Anna m'a appelé hier soir pour me montrer l'autel qu'elle avait installé dans le restaurant du Triton. Elle se souvient de son premier Jour des Morts au Mexique en 1975 où l'on invite les défunts par des offrandes comme le mole, mélange de piments et de cacao. Grâce aux photos, toute la famille y passe. Anna y a rajouté des amis musiciens disparus comme Elton Dean et Hugh Hopper ou le danseur Pierre Doucin, tous habitués de la salle lilasienne. Cette fête animiste, au croisement des traditions aztèques et de la religion chrétienne imposée par les Espagnols, avait pour but d'apaiser les âmes errantes. À partir des années 20 les gouvernements nationalistes qui avaient eu raison de la révolution de 1910 la relancèrent pour unifier le pays comme avec les films, les chansons, les livres scolaires, etc. Les vieilles recettes pour éviter les débordements sociaux fonctionnent toujours aussi bien. On danse avec les petits squelettes et l'on chante avant de raccompagner les morts le lendemain jusqu'à leurs tombes où l'on déguste avec eux le mole. Et la transe de s'emparer des mangeurs de peyotl.

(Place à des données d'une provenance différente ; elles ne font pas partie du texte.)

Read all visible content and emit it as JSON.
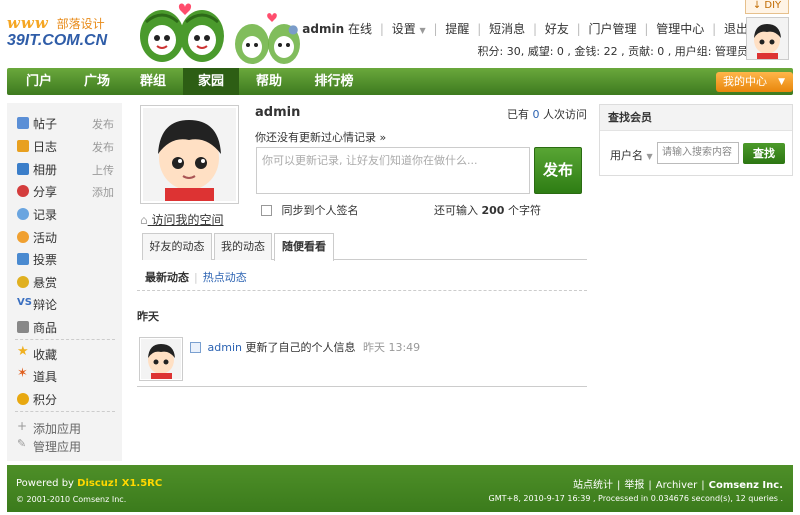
{
  "header": {
    "logo_www": "www",
    "logo_name": "部落设计",
    "logo_domain": "39IT.COM.CN",
    "diy_label": "DIY",
    "topnav": {
      "username": "admin",
      "online": "在线",
      "settings": "设置",
      "remind": "提醒",
      "sms": "短消息",
      "friends": "好友",
      "portal_manage": "门户管理",
      "admin_center": "管理中心",
      "logout": "退出"
    },
    "credits": "积分: 30, 威望: 0 , 金钱: 22 , 贡献: 0 , 用户组: 管理员"
  },
  "nav": {
    "items": [
      {
        "label": "门户"
      },
      {
        "label": "广场"
      },
      {
        "label": "群组"
      },
      {
        "label": "家园"
      },
      {
        "label": "帮助"
      },
      {
        "label": "排行榜"
      }
    ],
    "active": "家园",
    "my_center": "我的中心"
  },
  "sidebar": {
    "items": [
      {
        "label": "帖子",
        "action": "发布",
        "icon": "posts-icon",
        "color": "#5b8fd6"
      },
      {
        "label": "日志",
        "action": "发布",
        "icon": "blog-icon",
        "color": "#e8a020"
      },
      {
        "label": "相册",
        "action": "上传",
        "icon": "album-icon",
        "color": "#3b7ec9"
      },
      {
        "label": "分享",
        "action": "添加",
        "icon": "share-icon",
        "color": "#d43d3d"
      },
      {
        "label": "记录",
        "action": "",
        "icon": "doing-icon",
        "color": "#6aa5e0"
      },
      {
        "label": "活动",
        "action": "",
        "icon": "activity-icon",
        "color": "#f0a030"
      },
      {
        "label": "投票",
        "action": "",
        "icon": "poll-icon",
        "color": "#4a8ad0"
      },
      {
        "label": "悬赏",
        "action": "",
        "icon": "reward-icon",
        "color": "#e0b020"
      },
      {
        "label": "辩论",
        "action": "",
        "icon": "debate-icon",
        "color": "#3a6fc0"
      },
      {
        "label": "商品",
        "action": "",
        "icon": "goods-icon",
        "color": "#888888"
      },
      {
        "label": "收藏",
        "action": "",
        "icon": "favorite-icon",
        "color": "#f0b020"
      },
      {
        "label": "道具",
        "action": "",
        "icon": "magic-icon",
        "color": "#e06020"
      },
      {
        "label": "积分",
        "action": "",
        "icon": "credit-icon",
        "color": "#e8a810"
      }
    ],
    "add_app": "添加应用",
    "manage_app": "管理应用"
  },
  "main": {
    "username": "admin",
    "visits_prefix": "已有",
    "visits_count": "0",
    "visits_suffix": "人次访问",
    "mood_label": "你还没有更新过心情记录 »",
    "mood_placeholder": "你可以更新记录, 让好友们知道你在做什么...",
    "publish": "发布",
    "sync_label": "同步到个人签名",
    "remain_prefix": "还可输入",
    "remain_count": "200",
    "remain_suffix": "个字符",
    "visit_space": "访问我的空间",
    "tabs": [
      {
        "label": "好友的动态"
      },
      {
        "label": "我的动态"
      },
      {
        "label": "随便看看"
      }
    ],
    "subtabs": {
      "latest": "最新动态",
      "hot": "热点动态"
    },
    "day_label": "昨天",
    "feed": {
      "who": "admin",
      "text": "更新了自己的个人信息",
      "time": "昨天 13:49"
    }
  },
  "search": {
    "title": "查找会员",
    "field": "用户名",
    "placeholder": "请输入搜索内容",
    "button": "查找"
  },
  "footer": {
    "powered_prefix": "Powered by ",
    "powered_brand": "Discuz! X1.5RC",
    "copyright": "© 2001-2010 Comsenz Inc.",
    "links": [
      "站点统计",
      "举报",
      "Archiver",
      "Comsenz Inc."
    ],
    "stats": "GMT+8, 2010-9-17 16:39 , Processed in 0.034676 second(s), 12 queries ."
  },
  "colors": {
    "nav_green": "#3d7a1f",
    "accent_orange": "#e8860c",
    "link_blue": "#2d64b3"
  }
}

Cette tradition n'est pas si éloignée d'Halloween, fête celte transformée en opération commerciale, bénéfique aux confiseurs, magasins de costumes et aux dentistes. Comment goinfrer les gamins de bonbons alors qu'aujourd'hui j'en ai douloureusement payé les frais par une séance de torture sur le fauteuil d'un arracheur de dents ? La gourmandise de mes premières années me coûte cette fois deux implants et une couronne. Mon dentiste attentionné me raconte que j'aurais pu éviter toutes ces misères, aujourd'hui grâce à une brosse à dents électrique avec dentifrice fluoré (minimum 1450 ppm) sur tête de brosse ronde matin et soir après les repas, plus du fil dentaire fluoré le soir avant la brosse à dents. Je recracherais bien les trois quarts des saloperies en sucre dont je me suis gavé enfant. Ma mâchoire est encore trop endolorie pour que je sente le goût du mole. Quant à mes morts ils vivent dans mes rêves, l'amour de l'abstraction et la permanence du souvenir étant plus forts que tous les rituels.
À propos des festivités halloweenesques j'aime beaucoup l'article de Thomas Halter dans Investig'Action sur le soft power, "une arme parmi les plus efficaces de l'arsenal diplomatico-propagandiste des grandes puissances impérialistes", manière discrète de mettre le pied dans la porte en promouvant la culture pour imposer tout le reste.